Fall prevention is a special concern for men and women with osteoporosis. Falls can increase the likelihood of fracturing a bone in the hip, wrist, spine or other part of the skeleton. In addition to the environmental factors listed below, falls can also be caused by impaired vision and/or balance, chronic diseases that impair mental or physical functioning, and certain medications, such as sedatives and antidepressants.

It is important that individuals with osteoporosis be aware of any physical changes they may be experiencing that affect their balance or gait, and that they discuss these changes with their health care provider.

Some tips to help eliminate the environmental factors that lead to falls include:

Outdoors.

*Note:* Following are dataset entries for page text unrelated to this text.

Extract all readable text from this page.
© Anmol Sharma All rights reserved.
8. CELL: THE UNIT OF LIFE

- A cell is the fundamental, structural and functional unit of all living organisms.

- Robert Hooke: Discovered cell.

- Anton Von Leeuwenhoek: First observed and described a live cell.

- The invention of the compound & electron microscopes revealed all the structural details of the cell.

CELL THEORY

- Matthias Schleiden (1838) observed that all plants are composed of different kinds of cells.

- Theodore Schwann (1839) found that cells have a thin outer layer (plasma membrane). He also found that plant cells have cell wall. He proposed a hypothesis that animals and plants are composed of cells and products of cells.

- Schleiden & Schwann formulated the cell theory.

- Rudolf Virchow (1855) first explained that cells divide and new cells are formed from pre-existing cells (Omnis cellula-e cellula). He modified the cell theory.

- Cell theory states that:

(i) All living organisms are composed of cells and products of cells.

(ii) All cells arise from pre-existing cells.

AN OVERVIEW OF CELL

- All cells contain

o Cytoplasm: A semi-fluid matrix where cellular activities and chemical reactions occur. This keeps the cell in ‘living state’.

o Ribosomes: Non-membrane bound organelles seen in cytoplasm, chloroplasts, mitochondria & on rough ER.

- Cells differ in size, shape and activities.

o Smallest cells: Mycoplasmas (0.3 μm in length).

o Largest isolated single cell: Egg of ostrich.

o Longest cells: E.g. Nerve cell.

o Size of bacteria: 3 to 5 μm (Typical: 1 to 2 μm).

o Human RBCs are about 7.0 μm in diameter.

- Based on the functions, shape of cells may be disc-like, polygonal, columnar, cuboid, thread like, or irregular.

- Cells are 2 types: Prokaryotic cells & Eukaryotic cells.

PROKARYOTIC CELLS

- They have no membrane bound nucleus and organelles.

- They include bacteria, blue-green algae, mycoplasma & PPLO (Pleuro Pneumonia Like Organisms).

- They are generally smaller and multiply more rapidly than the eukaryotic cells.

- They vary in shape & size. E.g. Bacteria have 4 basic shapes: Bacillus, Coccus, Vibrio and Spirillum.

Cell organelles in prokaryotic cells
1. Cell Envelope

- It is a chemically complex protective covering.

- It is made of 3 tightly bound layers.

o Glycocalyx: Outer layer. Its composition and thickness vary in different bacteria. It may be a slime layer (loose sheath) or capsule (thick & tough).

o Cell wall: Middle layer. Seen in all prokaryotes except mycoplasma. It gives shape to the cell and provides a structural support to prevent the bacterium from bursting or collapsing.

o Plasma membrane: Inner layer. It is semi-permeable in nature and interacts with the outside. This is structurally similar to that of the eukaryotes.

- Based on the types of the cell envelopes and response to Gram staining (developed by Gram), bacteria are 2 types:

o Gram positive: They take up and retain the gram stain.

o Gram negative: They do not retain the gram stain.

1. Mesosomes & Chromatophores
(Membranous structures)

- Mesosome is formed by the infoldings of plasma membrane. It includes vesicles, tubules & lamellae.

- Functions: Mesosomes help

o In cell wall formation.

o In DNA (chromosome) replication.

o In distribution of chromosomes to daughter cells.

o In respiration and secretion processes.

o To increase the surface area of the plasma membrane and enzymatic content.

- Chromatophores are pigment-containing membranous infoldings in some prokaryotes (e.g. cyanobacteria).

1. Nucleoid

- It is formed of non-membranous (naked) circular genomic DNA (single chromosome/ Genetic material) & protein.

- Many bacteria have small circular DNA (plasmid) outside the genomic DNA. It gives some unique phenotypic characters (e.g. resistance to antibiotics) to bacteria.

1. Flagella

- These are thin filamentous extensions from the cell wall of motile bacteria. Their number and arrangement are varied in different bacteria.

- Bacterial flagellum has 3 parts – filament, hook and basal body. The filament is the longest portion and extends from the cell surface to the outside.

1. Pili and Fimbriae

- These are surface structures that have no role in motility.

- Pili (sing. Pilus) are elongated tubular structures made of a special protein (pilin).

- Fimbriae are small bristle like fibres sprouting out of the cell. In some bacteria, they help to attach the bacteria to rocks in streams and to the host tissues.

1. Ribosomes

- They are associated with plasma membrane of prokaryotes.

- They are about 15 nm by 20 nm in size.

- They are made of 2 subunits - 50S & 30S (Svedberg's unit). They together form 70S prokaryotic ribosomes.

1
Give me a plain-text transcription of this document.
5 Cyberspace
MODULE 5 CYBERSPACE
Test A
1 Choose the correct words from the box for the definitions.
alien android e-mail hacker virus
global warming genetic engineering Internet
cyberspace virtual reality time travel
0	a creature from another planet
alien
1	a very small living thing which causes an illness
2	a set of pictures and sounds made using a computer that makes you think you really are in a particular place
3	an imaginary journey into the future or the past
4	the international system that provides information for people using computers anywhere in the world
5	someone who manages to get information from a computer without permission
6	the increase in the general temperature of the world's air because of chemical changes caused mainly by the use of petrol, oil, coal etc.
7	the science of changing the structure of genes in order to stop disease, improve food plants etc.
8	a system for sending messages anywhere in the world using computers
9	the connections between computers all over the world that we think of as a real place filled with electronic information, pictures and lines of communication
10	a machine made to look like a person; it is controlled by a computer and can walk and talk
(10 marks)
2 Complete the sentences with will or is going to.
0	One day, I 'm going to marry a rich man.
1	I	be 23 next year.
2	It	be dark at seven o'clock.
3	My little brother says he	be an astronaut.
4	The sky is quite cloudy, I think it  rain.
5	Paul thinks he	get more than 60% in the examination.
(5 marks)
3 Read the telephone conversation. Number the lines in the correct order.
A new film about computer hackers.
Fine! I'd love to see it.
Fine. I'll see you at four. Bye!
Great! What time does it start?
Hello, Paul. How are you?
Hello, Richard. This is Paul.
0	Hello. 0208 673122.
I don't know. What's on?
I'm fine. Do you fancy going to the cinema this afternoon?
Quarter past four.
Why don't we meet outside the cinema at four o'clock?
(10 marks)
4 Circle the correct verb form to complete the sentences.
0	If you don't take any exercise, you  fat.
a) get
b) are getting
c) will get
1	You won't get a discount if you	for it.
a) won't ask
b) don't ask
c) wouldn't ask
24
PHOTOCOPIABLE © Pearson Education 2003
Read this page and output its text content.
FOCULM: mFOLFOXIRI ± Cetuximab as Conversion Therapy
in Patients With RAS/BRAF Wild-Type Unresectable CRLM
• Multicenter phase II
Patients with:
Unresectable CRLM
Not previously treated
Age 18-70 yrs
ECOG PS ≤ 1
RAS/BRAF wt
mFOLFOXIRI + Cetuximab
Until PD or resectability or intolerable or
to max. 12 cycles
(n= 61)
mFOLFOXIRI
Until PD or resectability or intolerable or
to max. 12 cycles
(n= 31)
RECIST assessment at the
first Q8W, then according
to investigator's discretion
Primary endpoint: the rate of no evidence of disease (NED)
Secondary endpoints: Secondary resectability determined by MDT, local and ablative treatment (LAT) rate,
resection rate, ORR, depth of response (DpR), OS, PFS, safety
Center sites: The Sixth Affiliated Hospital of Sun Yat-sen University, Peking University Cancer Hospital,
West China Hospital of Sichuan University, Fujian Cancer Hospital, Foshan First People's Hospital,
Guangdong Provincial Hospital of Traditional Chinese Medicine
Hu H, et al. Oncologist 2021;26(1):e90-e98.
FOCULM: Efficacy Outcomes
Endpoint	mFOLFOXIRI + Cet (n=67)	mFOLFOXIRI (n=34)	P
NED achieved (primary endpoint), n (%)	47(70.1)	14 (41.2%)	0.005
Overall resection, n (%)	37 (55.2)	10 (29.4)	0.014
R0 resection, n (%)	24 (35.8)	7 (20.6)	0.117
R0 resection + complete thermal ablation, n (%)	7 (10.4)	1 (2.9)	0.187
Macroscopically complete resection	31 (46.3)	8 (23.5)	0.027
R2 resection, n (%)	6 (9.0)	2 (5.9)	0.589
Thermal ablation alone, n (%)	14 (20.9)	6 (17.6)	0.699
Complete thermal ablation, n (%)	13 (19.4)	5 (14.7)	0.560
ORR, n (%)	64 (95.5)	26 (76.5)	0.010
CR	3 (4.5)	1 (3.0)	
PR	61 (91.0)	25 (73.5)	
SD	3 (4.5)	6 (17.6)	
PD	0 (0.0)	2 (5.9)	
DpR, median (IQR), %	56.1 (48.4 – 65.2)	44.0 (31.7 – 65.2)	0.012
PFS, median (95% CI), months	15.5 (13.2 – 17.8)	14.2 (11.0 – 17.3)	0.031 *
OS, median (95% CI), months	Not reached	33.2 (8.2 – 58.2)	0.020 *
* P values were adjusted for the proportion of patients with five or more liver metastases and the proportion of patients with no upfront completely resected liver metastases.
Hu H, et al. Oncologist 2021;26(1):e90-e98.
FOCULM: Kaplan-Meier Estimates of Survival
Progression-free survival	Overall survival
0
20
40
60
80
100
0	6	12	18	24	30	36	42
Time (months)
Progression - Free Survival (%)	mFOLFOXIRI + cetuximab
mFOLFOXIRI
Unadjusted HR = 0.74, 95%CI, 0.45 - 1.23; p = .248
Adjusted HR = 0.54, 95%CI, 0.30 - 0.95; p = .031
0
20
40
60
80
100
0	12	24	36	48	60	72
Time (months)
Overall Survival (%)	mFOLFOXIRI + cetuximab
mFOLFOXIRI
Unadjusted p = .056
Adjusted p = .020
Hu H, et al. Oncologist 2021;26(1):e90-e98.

Use a cane or walker for added stability; wear rubber-soled shoes for traction; walk on grass when sidewalks are slippery; in winter, carry salt or kitty litter to sprinkle on slippery sidewalks; be careful on highly polished floors that become slick and dangerous when wet. Use plastic or carpet runners when possible.

Indoors. Keep rooms free of clutter, especially on floors; keep floor surfaces smooth but not slippery; wear supportive, low-healed shoes even at home; avoid walking in socks, stockings, or slippers; be sure carpets and area rugs have skid-proof backing or are tacked to the floor; be sure stairwells are well lit and that stairs have handrails on both sides; install grab bars on bathroom walls near tub, shower, and toilet; use a
rubber bath mat in shower or tub; keep a flashlight with fresh batteries beside your bed; if using a step stool for hard to reach areas, use a sturdy one with a handrail and wide steps; add ceiling fixtures to rooms lit by lamps. Consider purchasing a cordless phone so that you don’t have to rush to answer the phone when it rings or you can call for help if you do fall.